A lot of investors viewed these products as a swifter way to have exposure to crypto without taking possession of the coins directly. The pattern highlights a surging comfort among big traders and funds with exchange-traded wrappers.

The surge of cash into ETPs corresponds with a fresh push higher in prices for prominent tokens. Traders who are always on the sidelines made purchases after the latest rallies, and funds that follow these assets listed higher trading volumes.

The surge in trade activity aided in pushing the headline inflow number even further. Some market overlookers reveal that the move seemed a cumulation by longer-term holders at the time when others alerted that part of the money could be short-term placing around events and news.

Offering the ETPs

For a lot of institutions, these products are closer than direct custody of crypto.
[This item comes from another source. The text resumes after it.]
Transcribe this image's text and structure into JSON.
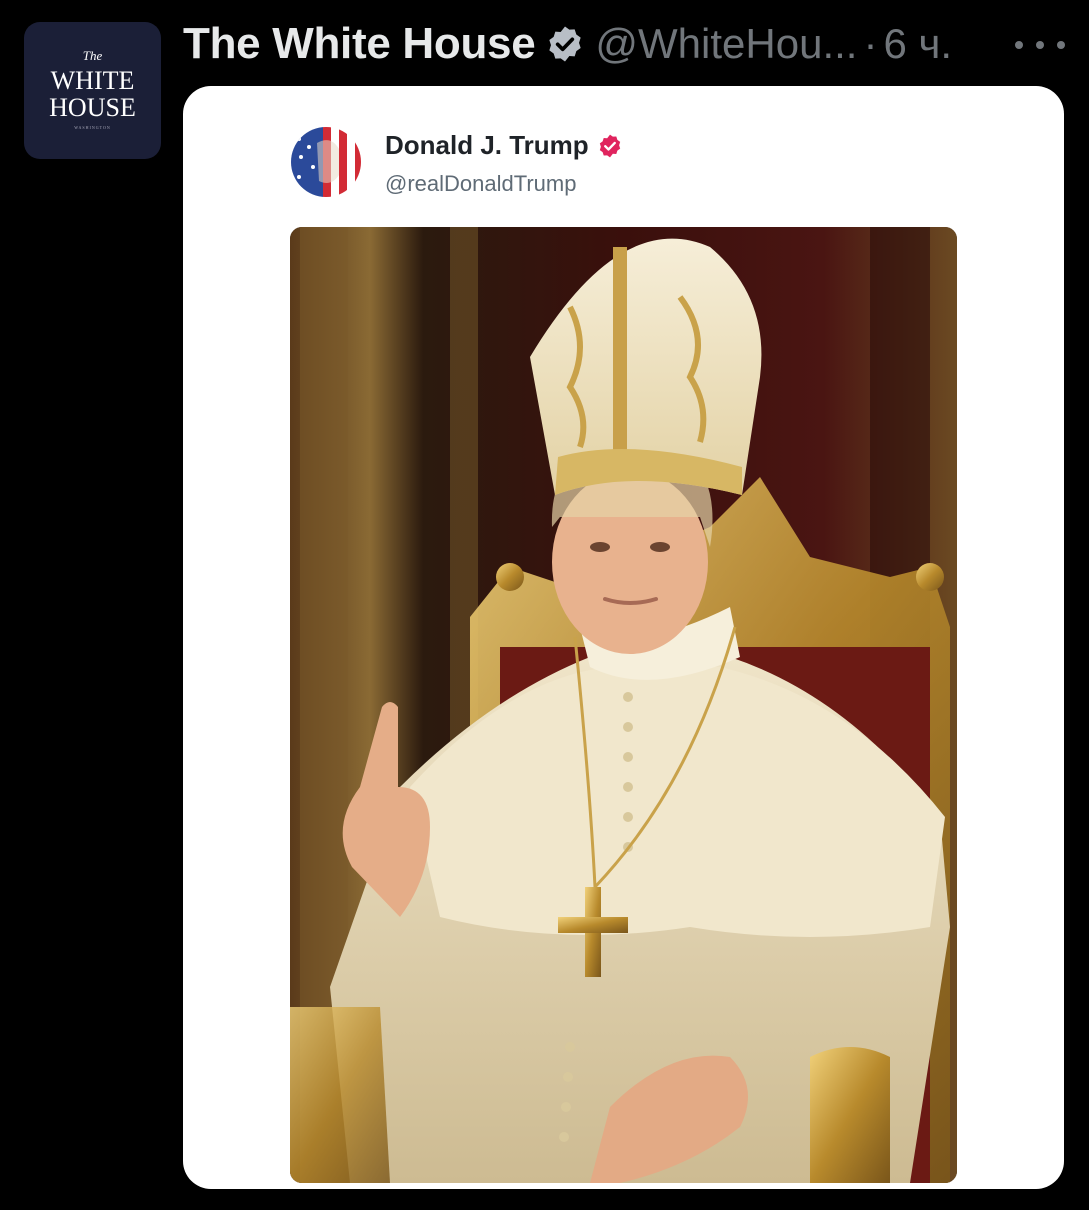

Brokers as well as wealth managers can put them on client platforms, having the same tools they use for stocks and bonds.

A lot of banks and advisers have also initiated providing these ETPs as part of broader portfolios, which has aided in opening a new tap of capital. Bitcoin ETPs were the prominent beneficiaries, having the majority of the $2.2 billion.

Ether funds also witnessed healthy inflows, and a minimal number of altcoin products captivated fresh cash. The data reveals demand is not restricted to a sole corner of crypto anymore. Rather than this, investors are spreading bets over the prominent names at the time when some nice tokens get tested.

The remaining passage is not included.